Quindi ecco il vero MONUMENTO ALLA DISCOMUNICAZIONE, seguimi perché è un quid sociopsicologico da manuale, davvero:

Anno è un otaku di prima generazione. Pensa, pensa a sé stesso, cade in depressione. Di mezzo c'è il rifiuto della Hidaka, l'abbandono di Okada, un sacco di cose. Anno, come tutta la Gainax, incomincia a fare vero e proprio studio di meta-otakuzoku, pensa all'otaku che è e che rappresenza.

Il risultato di tutto questo è Evangelion.

Anno in qualche modo ne era uscito. Era arrivato alla conclusione che l'otakuzoku avesse una via di uscita. A questo punto, concepisce EVA. In Eva mette tutte le suggestioni del suo periodo di autoanalisi, e mette in in scena il 'dramma psico-cognitivo esistenzialista' di un otaku. Da questo punto di vista, Shinji è *semplicemente* Amuro 2.0 (Garion, mi leggi?), ed è anche *più* realistico, a dispetto della 'sci-fi mistica' della serie.

Mi segui fin qui?

Ok, Anno mette in scena tutto questo per dire agli otaku suoi spettatori: ecco come vanno le cose, ecco come io sono riuscito a venirne fuori, potrebbe valere anche per voi!

Oh, nel fare questo diviene molto visceralmente coinvolto, fa saltare il piano originale, e va tutto bene, perché a serie ne guadagna grandemente in vigore narrativo. Si era stressato, sì, ma fortemente appassionato. Alla fine resta senza soldi e tempo, eh beh, che fare? To hell con la fabula! Allora con del buon sperimentalismo finisce di dire solo quello che stava dicendo davvero, "tanto il mio pubblico avrà capito..."

E P I C - F A I L

Il pubblico non aveva capito un cazzo. E manco voleva capirlo. Il pubblico voleva gli OMG robbottoni viola che si pigliano a cazzotti, la soluzione degli OMG misteri, e amen.

Vi spiego l'inghippo.

Anno è un otaku di prima generazione. Gli otaku di prima generazione NON avevano prodotti 'loro dedicati'. Avevano prodotti generalisti dentro i quali scavare con la loro monomania. Libri. Riviste. Film. Animazione. Un otaku di prima generazione scava in tutto questo, registra dalla TV (il mercato degli home-video è agli inizi), e accumula i suoi feticci facendosi COMUNQUE una cultura trasversale dell'immaginifico. Mi segui?
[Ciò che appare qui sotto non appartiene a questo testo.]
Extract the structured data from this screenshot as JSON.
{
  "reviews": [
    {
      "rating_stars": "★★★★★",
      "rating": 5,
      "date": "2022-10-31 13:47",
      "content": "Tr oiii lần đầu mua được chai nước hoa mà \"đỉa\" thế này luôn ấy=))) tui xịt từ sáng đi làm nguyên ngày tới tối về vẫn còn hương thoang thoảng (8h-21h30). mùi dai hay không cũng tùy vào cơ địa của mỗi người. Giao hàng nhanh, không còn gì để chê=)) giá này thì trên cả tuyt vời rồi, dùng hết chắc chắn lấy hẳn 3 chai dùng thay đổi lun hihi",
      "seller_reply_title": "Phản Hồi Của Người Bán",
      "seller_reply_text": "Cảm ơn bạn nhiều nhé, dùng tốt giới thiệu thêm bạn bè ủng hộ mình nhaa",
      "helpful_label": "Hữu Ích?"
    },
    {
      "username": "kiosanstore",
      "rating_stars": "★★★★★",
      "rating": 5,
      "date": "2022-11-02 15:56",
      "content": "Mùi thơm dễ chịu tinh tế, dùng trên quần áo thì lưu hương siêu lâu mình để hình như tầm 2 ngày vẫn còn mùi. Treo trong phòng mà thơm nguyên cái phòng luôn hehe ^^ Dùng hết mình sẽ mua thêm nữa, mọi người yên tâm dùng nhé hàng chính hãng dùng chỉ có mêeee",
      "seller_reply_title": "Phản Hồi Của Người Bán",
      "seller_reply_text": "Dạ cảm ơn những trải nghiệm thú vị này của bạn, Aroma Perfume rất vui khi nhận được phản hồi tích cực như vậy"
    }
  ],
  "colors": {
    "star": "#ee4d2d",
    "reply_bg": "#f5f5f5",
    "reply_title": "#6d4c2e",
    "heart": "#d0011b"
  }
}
Questi otaku first-gen sono quindi 'otaku forti', e lo sono per forza: a scavare ti fai le ossa. Essendo 'forte', dopo la fase passiva (consumo) viene la parte attiva (produzione), e infatti gli otaku first-gen diventano spesso creatori: di doujin, di garage-kin, di ANIME! Gli otaku first-gen sono diventanti una generazione di autor fan-turned-pro di cui la Gainax è l'araldo.

E cosa è successo?

Hanno iniziato a fare prodotti 'da otaku per otaku'.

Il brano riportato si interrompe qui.